Winter tidying-up around the Wheatland Farm eco lodges often reveals dormouse or harvest mice nests like these ones.




We find the nests when we get the strimmer or the scythes out and start cutting back rushes from the big wildlife pond (main picture) and long grass and brambles at the field margins. The task is to make room for next year’s growth.
Actually, one of the pictured nests was found right next to Otter Cottage garden. So these amazing creatures are genuinely your neighbours!
And this isn’t the first time we’ve found evidence of dormice and harvest mice – nests routinely come to light in winter.
Don’t worry, the nest aren’t occupied right now. Dormice hibernate at ground level over winter, and harvest mice abandon their summer breeding nests and disperse along the hedgerows, so it’s fairly safe to be doing the work.
Of course, we’d always be careful with a low nest in case it’s still in use. Harvest mice could still have been active if it was back in November, and recent research suggests dormice aren’t quite so predictable in their winter habits as was once thought.

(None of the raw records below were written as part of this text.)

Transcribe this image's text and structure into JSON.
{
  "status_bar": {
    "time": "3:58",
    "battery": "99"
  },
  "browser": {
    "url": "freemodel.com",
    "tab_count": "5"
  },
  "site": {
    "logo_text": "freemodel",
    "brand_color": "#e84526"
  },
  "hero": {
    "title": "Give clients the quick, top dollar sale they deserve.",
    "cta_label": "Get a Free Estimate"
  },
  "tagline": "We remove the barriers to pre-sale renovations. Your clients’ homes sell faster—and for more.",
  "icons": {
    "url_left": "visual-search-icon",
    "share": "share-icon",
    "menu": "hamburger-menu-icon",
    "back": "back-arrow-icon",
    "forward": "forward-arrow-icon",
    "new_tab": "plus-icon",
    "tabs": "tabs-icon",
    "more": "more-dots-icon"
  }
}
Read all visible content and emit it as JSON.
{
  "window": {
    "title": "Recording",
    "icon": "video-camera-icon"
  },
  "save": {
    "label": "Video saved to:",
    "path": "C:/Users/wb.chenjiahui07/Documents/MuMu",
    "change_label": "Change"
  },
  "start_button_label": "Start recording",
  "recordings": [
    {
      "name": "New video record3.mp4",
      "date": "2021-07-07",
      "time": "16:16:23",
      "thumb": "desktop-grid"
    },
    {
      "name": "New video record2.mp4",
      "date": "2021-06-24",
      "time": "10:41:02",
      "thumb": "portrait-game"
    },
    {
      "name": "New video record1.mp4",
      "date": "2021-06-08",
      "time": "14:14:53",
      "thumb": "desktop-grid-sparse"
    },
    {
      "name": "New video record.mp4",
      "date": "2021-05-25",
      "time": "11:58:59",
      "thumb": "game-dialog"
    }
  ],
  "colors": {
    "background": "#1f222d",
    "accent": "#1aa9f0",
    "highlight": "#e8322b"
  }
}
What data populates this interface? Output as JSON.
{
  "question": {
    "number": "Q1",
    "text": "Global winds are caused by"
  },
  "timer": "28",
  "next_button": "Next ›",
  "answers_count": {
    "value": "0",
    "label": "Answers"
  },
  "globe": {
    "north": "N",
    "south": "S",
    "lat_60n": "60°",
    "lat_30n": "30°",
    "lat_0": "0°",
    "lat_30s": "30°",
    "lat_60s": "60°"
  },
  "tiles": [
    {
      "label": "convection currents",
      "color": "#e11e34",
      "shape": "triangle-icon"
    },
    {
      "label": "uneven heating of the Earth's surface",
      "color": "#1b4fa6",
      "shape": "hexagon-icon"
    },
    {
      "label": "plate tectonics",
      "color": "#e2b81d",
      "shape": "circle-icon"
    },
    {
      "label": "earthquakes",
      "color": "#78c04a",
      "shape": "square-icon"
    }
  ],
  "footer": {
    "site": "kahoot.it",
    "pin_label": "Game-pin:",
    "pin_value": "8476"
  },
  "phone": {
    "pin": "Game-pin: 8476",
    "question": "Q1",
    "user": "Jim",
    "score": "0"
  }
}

Brambles sometimes get a bad name, being seen as wild and wasteful, but actually they are bountiful….if a bit energetic. Our eco lodge guests love collecting blackberries, often these days even from as early as August (that’s climate change for you). And dormice love fattening up for winter on blackberries too. Earlier in the year a close look at brambles can reveal the fantastically coloured green hairstreak butterfly. And all sorts of birds from pipits to warblers make their nests behind the thorny barricades. But brambles do need an occasional haircut! Otherwise they would reach out and embrace everything.
So which nest is which? Harvest mice make beautiful tidy and compactly-woven nests in the ‘stalk zone’ of tussocky grasses. They don’t include leaves in their nests, which are generally between the size of a golf and a tennis ball.
Dormice make larger, looser nests, often incorporating some green material. Their breeding nests are off the ground in bramble or fairly low in shrubby trees.
Dormice generally wake up from their winter sleep around May, raise a family, then concentrate on feeding up for another long sleep in the autumn months. That’s when the nuts and berries come into their own again. There’s usually plenty to go around, and some for the autumn migrating thrushes too, when they’ve got tired of fallen apples.